A Moment of Innocence (Mohsen Makhmalbaf, 1996). Stands with Abbas Kiarostami’s Close-Up as the most remarkable cinematic achievements of post-revolutionary Iran. Rentable on Vimeo.

The Secret in Their Eyes (Juan Jose Campanella, 2009). The Academy Award-winning Argentine masterpiece. On Prime.

The Cancer Journals Revisited (Lana Lin, 2018). A harrowing, beautiful salute to Audre Lorde and survival. On Kanopy.

Woyzeck (Werner Herzog, 1979). The unsung collaboration of Herzog and Kinski.
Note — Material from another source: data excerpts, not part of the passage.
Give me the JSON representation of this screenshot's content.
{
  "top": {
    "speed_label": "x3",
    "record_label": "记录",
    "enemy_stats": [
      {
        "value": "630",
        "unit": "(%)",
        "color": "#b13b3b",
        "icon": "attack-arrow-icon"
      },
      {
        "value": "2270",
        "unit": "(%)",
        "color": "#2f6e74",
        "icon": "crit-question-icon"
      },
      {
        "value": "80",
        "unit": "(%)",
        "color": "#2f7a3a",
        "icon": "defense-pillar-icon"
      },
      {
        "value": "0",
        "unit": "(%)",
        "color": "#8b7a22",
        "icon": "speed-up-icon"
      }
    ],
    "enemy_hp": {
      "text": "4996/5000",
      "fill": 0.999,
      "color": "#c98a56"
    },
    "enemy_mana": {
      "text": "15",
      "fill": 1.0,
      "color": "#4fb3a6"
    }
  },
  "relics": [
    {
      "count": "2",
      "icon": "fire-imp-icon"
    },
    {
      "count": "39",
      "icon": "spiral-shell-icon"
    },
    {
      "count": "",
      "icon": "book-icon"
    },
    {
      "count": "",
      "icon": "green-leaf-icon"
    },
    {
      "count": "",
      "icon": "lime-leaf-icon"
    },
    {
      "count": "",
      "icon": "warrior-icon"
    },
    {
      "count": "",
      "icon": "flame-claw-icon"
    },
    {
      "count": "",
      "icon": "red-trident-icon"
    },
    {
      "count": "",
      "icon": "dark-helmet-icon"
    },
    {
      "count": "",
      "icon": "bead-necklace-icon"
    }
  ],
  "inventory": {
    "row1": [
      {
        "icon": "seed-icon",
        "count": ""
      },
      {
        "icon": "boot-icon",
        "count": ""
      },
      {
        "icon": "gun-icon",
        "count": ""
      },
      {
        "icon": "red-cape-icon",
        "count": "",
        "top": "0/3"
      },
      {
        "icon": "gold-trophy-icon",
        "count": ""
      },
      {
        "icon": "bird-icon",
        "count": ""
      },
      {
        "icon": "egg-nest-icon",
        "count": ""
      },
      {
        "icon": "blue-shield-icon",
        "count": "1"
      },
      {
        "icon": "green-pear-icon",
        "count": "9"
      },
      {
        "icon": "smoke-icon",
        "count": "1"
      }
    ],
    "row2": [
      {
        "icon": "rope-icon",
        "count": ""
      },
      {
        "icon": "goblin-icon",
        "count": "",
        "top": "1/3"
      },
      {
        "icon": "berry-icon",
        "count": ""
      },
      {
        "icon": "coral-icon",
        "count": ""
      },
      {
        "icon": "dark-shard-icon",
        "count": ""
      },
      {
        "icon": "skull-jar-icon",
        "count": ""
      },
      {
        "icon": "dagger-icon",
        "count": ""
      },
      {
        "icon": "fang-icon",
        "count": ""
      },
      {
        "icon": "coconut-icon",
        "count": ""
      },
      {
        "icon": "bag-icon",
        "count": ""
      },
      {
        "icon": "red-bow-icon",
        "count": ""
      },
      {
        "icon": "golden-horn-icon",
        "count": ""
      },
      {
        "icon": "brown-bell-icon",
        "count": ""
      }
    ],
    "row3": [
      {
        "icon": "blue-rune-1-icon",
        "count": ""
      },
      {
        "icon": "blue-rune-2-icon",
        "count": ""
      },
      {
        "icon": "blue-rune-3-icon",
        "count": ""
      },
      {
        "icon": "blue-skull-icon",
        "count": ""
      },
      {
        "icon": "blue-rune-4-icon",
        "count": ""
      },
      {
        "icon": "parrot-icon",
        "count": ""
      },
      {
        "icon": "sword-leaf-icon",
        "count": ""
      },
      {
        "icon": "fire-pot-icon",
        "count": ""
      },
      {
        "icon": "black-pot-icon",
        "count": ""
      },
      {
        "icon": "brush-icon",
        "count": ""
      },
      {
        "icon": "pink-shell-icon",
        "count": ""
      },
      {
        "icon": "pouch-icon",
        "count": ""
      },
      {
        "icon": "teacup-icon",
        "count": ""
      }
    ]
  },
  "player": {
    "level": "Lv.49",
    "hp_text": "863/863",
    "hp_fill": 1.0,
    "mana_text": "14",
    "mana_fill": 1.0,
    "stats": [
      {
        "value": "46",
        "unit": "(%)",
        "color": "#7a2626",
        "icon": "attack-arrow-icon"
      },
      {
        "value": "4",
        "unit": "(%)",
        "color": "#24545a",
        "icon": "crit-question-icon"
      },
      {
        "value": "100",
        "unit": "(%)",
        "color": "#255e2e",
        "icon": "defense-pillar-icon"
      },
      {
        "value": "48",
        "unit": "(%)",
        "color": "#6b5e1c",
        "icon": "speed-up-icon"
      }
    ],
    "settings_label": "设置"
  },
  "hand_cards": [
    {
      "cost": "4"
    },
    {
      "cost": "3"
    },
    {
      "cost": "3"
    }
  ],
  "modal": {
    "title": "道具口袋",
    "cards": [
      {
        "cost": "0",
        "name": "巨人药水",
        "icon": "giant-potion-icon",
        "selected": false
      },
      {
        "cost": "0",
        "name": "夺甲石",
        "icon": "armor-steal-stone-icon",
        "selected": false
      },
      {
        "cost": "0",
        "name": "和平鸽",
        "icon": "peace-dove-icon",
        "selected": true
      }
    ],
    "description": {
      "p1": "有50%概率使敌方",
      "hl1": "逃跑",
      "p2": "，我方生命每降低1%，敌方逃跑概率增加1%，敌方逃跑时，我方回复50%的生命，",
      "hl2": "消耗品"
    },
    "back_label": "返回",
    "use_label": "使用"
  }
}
It is on this list because I spent months working with it and have grown to love every frame. On Kanopy.

Killers of the Flower Moon (Martin Scorsese, 2023). There will be time, years, to write about this film. For now, I just encourage everyone to see it.

The Murderers are Among Us (Wolfgang Staudte, 1946). The most essential of the German “rubble films.” On Kanopy.

Rush to Judgment (Emile de Antonio, 1967). Emile de Antonio’s and Mark Lane’s stirring indictment of the Warren Commission’s conclusions. It is currently unavailable for home consumption.

The China Syndrome (James Bridges, 1979). One of the great 1970s American paranoia pictures, putting it in a corpus that includes The Parallax View, Three Days of the Condor, Marathon Man, etc. Rentable everywhere.

Deadline at Dawn (Harold Clurman, 1946). The only cinematic work of Group Theater founder Harold Clurman, Dawn is a brilliant example of post-war feminist noir. Sadly, it’s also impossible to find if you’re not studying cinema at the university level or above.